Ancak , insan ölür fakat yaptıkları, yazdıkları, uyguladıkları, bir de insanlığı kalır.

Oktay Ekinci büyük çevreci, korumacı, uygarlıkların diliydi demiştik. Kentlerin geleceğe kültürleri ve yaşam tarzları ile taşınması gerektiğini en çok uygulayandı.

Kitapları , panelleri, konferansları belgelerde, arşivlerde kaldı. O arşivi muhteşemdir, eminim arşivini İstanbul Mimarlar Odası en işlevsel halde tutuyor, hayata geçiriyordur. O İstanbul hele! Ne tarihsel, hukuksal mücadeleler var içinde.

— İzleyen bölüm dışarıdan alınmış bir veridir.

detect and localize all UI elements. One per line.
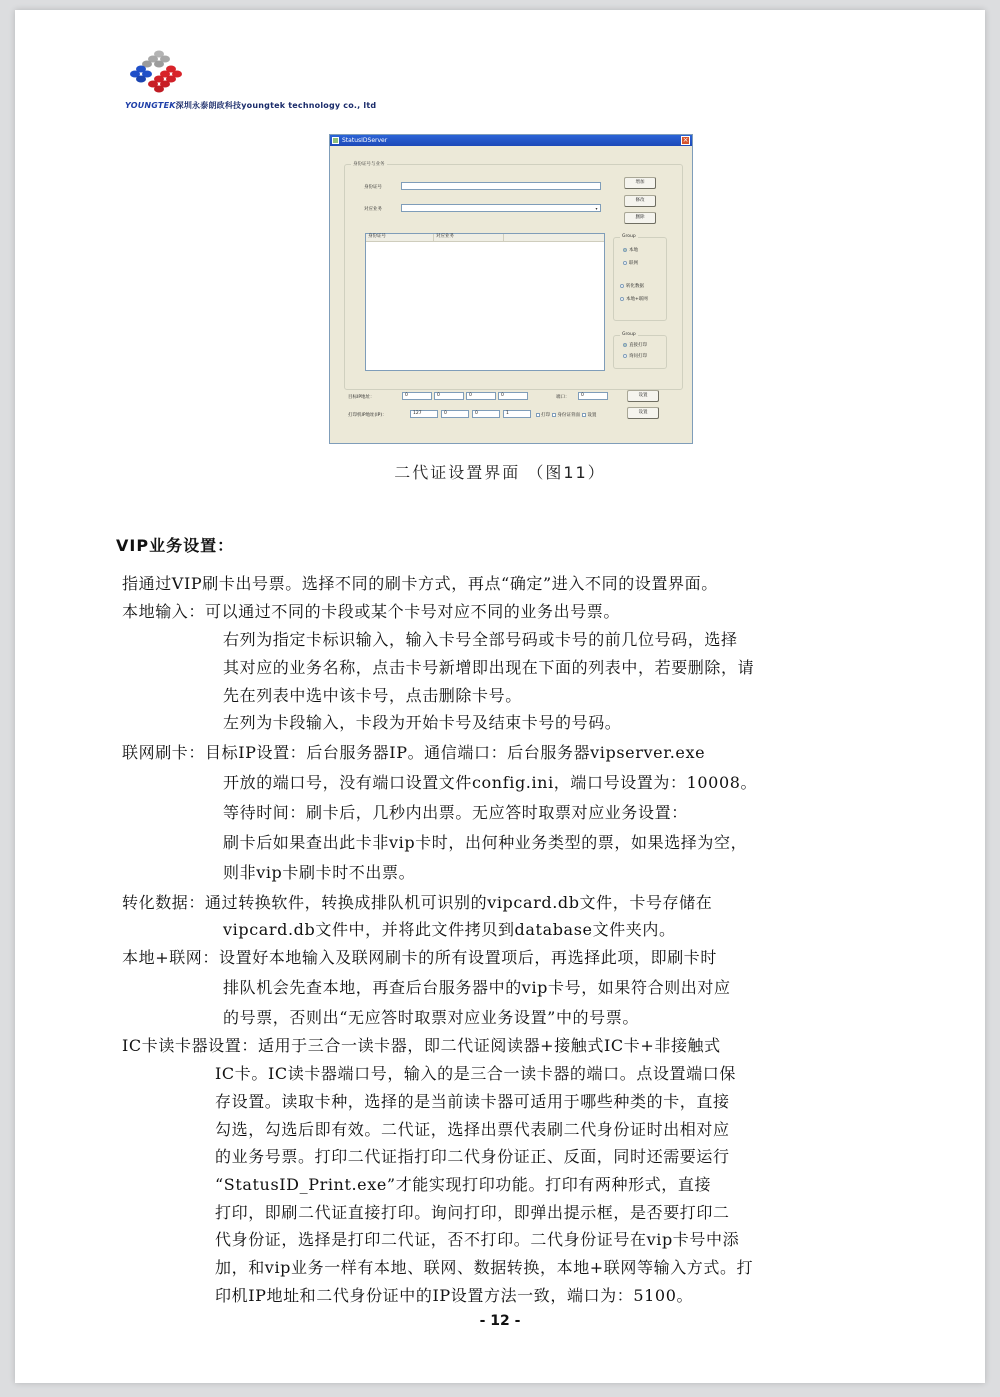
paragraph-line: 开放的端口号，没有端口设置文件config.ini，端口号设置为：10008。 xyxy=(223,773,758,792)
radio-direct-print[interactable] xyxy=(623,342,647,348)
radio-local[interactable] xyxy=(623,247,638,253)
close-button[interactable]: × xyxy=(682,136,689,144)
section-title: VIP业务设置： xyxy=(116,536,235,555)
paragraph-line: 印机IP地址和二代身份证中的IP设置方法一致，端口为：5100。 xyxy=(215,1286,694,1305)
print-checkbox-label: 打印 xyxy=(541,413,550,418)
paragraph-line: 左列为卡段输入，卡段为开始卡号及结束卡号的号码。 xyxy=(223,713,622,732)
paragraph-line: vipcard.db文件中，并将此文件拷贝到database文件夹内。 xyxy=(223,920,676,939)
radio-label: 直接打印 xyxy=(629,343,647,348)
company-full-name: 深圳永泰朗政科技youngtek technology co., ltd xyxy=(175,101,377,110)
paragraph-line: 指通过VIP刷卡出号票。选择不同的刷卡方式，再点“确定”进入不同的设置界面。 xyxy=(122,574,718,593)
id-number-label: 身份证号 xyxy=(364,185,382,190)
paragraph-line: 转化数据：通过转换软件，转换成排队机可识别的vipcard.db文件，卡号存储在 xyxy=(122,893,713,912)
paragraph-line: 的号票，否则出“无应答时取票对应业务设置”中的号票。 xyxy=(223,1008,639,1027)
radio-local-network[interactable] xyxy=(620,296,648,302)
list-header xyxy=(366,234,604,242)
radio-dot xyxy=(623,261,627,265)
id-business-list[interactable] xyxy=(365,233,605,371)
set-printer-ip-button[interactable]: 设置 xyxy=(627,407,659,419)
id-number-input[interactable] xyxy=(401,182,601,190)
dialog-titlebar xyxy=(330,135,692,146)
printer-ip-octet-3[interactable]: 0 xyxy=(472,410,500,418)
radio-dot xyxy=(623,343,627,347)
radio-convert-data[interactable] xyxy=(620,283,644,289)
print-options-row xyxy=(535,412,596,418)
port-input[interactable]: 0 xyxy=(578,392,608,400)
printer-ip-octet-4[interactable]: 1 xyxy=(503,410,531,418)
paragraph-line: 其对应的业务名称，点击卡号新增即出现在下面的列表中，若要删除，请 xyxy=(223,658,755,677)
paragraph-line: “StatusID_Print.exe”才能实现打印功能。打印有两种形式，直接 xyxy=(215,1175,712,1194)
chevron-down-icon[interactable]: ▾ xyxy=(595,206,598,211)
figure-caption: 二代证设置界面 （图11） xyxy=(394,463,606,482)
radio-network[interactable] xyxy=(623,260,638,266)
port-label: 端口： xyxy=(556,395,570,400)
paragraph-line: 刷卡后如果查出此卡非vip卡时，出何种业务类型的票，如果选择为空， xyxy=(223,833,748,852)
mode-group xyxy=(613,234,667,321)
paragraph-line: 右列为指定卡标识输入，输入卡号全部号码或卡号的前几位号码，选择 xyxy=(223,630,738,649)
radio-dot xyxy=(623,354,627,358)
group-label: 身份证号与业务 xyxy=(353,162,385,167)
back-checkbox[interactable] xyxy=(552,413,556,417)
target-ip-octet-4[interactable]: 0 xyxy=(498,392,528,400)
back-checkbox-label: 身份证背面 xyxy=(557,413,580,418)
company-name xyxy=(125,100,376,111)
print-group xyxy=(613,332,667,369)
business-select[interactable] xyxy=(401,204,601,212)
company-logo-icon xyxy=(125,48,185,100)
column-header-business[interactable]: 对应业务 xyxy=(434,234,504,241)
paragraph-line: 排队机会先查本地，再查后台服务器中的vip卡号，如果符合则出对应 xyxy=(223,978,731,997)
set-port-button[interactable]: 设置 xyxy=(627,390,659,402)
radio-ask-print[interactable] xyxy=(623,353,647,359)
app-icon xyxy=(332,137,339,144)
paragraph-line: 则非vip卡刷卡时不出票。 xyxy=(223,863,416,882)
business-label: 对应业务 xyxy=(364,207,382,212)
target-ip-octet-2[interactable]: 0 xyxy=(434,392,464,400)
paragraph-line: 勾选，勾选后即有效。二代证，选择出票代表刷二代身份证时出相对应 xyxy=(215,1120,730,1139)
radio-label: 本地+联网 xyxy=(626,297,648,302)
print-checkbox[interactable] xyxy=(536,413,540,417)
target-ip-octet-3[interactable]: 0 xyxy=(466,392,496,400)
page-number: - 12 - xyxy=(479,1313,521,1329)
printer-ip-octet-2[interactable]: 0 xyxy=(441,410,469,418)
radio-label: 联网 xyxy=(629,261,638,266)
delete-button[interactable]: 删除 xyxy=(624,212,656,224)
paragraph-line: 的业务号票。打印二代证指打印二代身份证正、反面，同时还需要运行 xyxy=(215,1147,730,1166)
document-page xyxy=(15,10,985,1383)
paragraph-line: IC卡读卡器设置：适用于三合一读卡器，即二代证阅读器+接触式IC卡+非接触式 xyxy=(122,1036,721,1055)
dialog-title: StatusIDServer xyxy=(342,137,388,144)
radio-label: 询问打印 xyxy=(629,354,647,359)
group-label: Group xyxy=(622,234,636,239)
radio-dot xyxy=(620,284,624,288)
modify-button[interactable]: 修改 xyxy=(624,195,656,207)
paragraph-line: 存设置。读取卡种，选择的是当前读卡器可适用于哪些种类的卡，直接 xyxy=(215,1092,730,1111)
paragraph-line: 代身份证，选择是打印二代证，否不打印。二代身份证号在vip卡号中添 xyxy=(215,1230,740,1249)
setting-checkbox-label: 设置 xyxy=(587,413,597,418)
radio-dot xyxy=(620,297,624,301)
brand-name: YOUNGTEK xyxy=(125,101,176,110)
setting-checkbox[interactable] xyxy=(582,413,586,417)
statusid-server-dialog xyxy=(329,134,693,444)
printer-ip-octet-1[interactable]: 127 xyxy=(410,410,438,418)
paragraph-line: IC卡。IC读卡器端口号，输入的是三合一读卡器的端口。点设置端口保 xyxy=(215,1064,736,1083)
paragraph-line: 本地+联网：设置好本地输入及联网刷卡的所有设置项后，再选择此项，即刷卡时 xyxy=(122,948,718,967)
group-label: Group xyxy=(622,332,636,337)
paragraph-line: 等待时间：刷卡后，几秒内出票。无应答时取票对应业务设置： xyxy=(223,803,688,822)
paragraph-line: 本地输入：可以通过不同的卡段或某个卡号对应不同的业务出号票。 xyxy=(122,602,621,621)
target-ip-label: 目标IP地址： xyxy=(348,395,375,400)
radio-label: 转化数据 xyxy=(626,284,644,289)
paragraph-line: 加，和vip业务一样有本地、联网、数据转换，本地+联网等输入方式。打 xyxy=(215,1258,754,1277)
paragraph-line: 先在列表中选中该卡号，点击删除卡号。 xyxy=(223,686,522,705)
printer-ip-label: 打印机IP地址(IP)： xyxy=(348,413,387,418)
radio-dot xyxy=(623,248,627,252)
radio-label: 本地 xyxy=(629,248,638,253)
paragraph-line: 联网刷卡：目标IP设置：后台服务器IP。通信端口：后台服务器vipserver.exe xyxy=(122,743,706,762)
column-header-id[interactable]: 身份证号 xyxy=(366,234,434,241)
add-button[interactable]: 增加 xyxy=(624,177,656,189)
column-header-empty[interactable] xyxy=(504,234,604,241)
target-ip-octet-1[interactable]: 0 xyxy=(402,392,432,400)
paragraph-line: 打印，即刷二代证直接打印。询问打印，即弹出提示框，是否要打印二 xyxy=(215,1203,730,1222)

İstanbul demişken çok şeyler oluyor. O dönemlerde bir türlü olmayan şeyleri şimdi yapıyorlar. Geçen gün bir İstanbul fotoğrafı izledim. 1950 yılındaki İstanbul. Yemyeşil ağaçlık, boğaz muhteşem gözüküyor .

“Biliyor musunuz, bu manzaranın bozulmaması için ben bir ömür verdim,” demiştin.

Bir de Osmanlı dönemini düşündüm muhteşem boğaz ve çevresi ne denli göz kamaştırıcıydı. İstanbul inciler şehriydi eminim. Belgelerini ne çok izlemek isterdim. Bir dönem resimleri Ara Güler’le başlayan eski İstanbul fotoğraflar albümünden, elde edersem izleyebilirim.
.
İstanbul kocaman şehir. İnsanları yutarken, sermaye, mafya, rantçılar da İstanbul’u talan ettiler, yuttular neredeyse.

İstanbul Mimarlar Odası Başkanlığı’ dönemindeki içindeki o çalışmalarının kesitlerinden yalnızlığı gördüğüm zaman sevgili Asuman Esma Ramazanbeyoğlu‘ndan dinledim. Kendisini tanıdım, anılarını daha çok duymak isterdim.

Bir bütün olarak dile getirelim. Şunu çok iyi biliyorum ki, Türkiye Mimarlar Odası’nı tüm şubeleri ile birlikte tam ve güçlü , çalışkan ve bilimsel mimari demokratik bir kuruluş olarak kazandırdın. Senin günlerindeki Mimarlar Odası oldukça belirgin etkileyici, örgütsel duruş içindeydi. Mimarlar yine öyle, pek çok şeyi göğüslüyorlar.

Eski günler, yıllar, duyguları, değerleri arıyoruz ,özlüyoruz . Ancak o çalışmalarının büyüklüğünü her geçen gün her yerde daha çok hissediyorum.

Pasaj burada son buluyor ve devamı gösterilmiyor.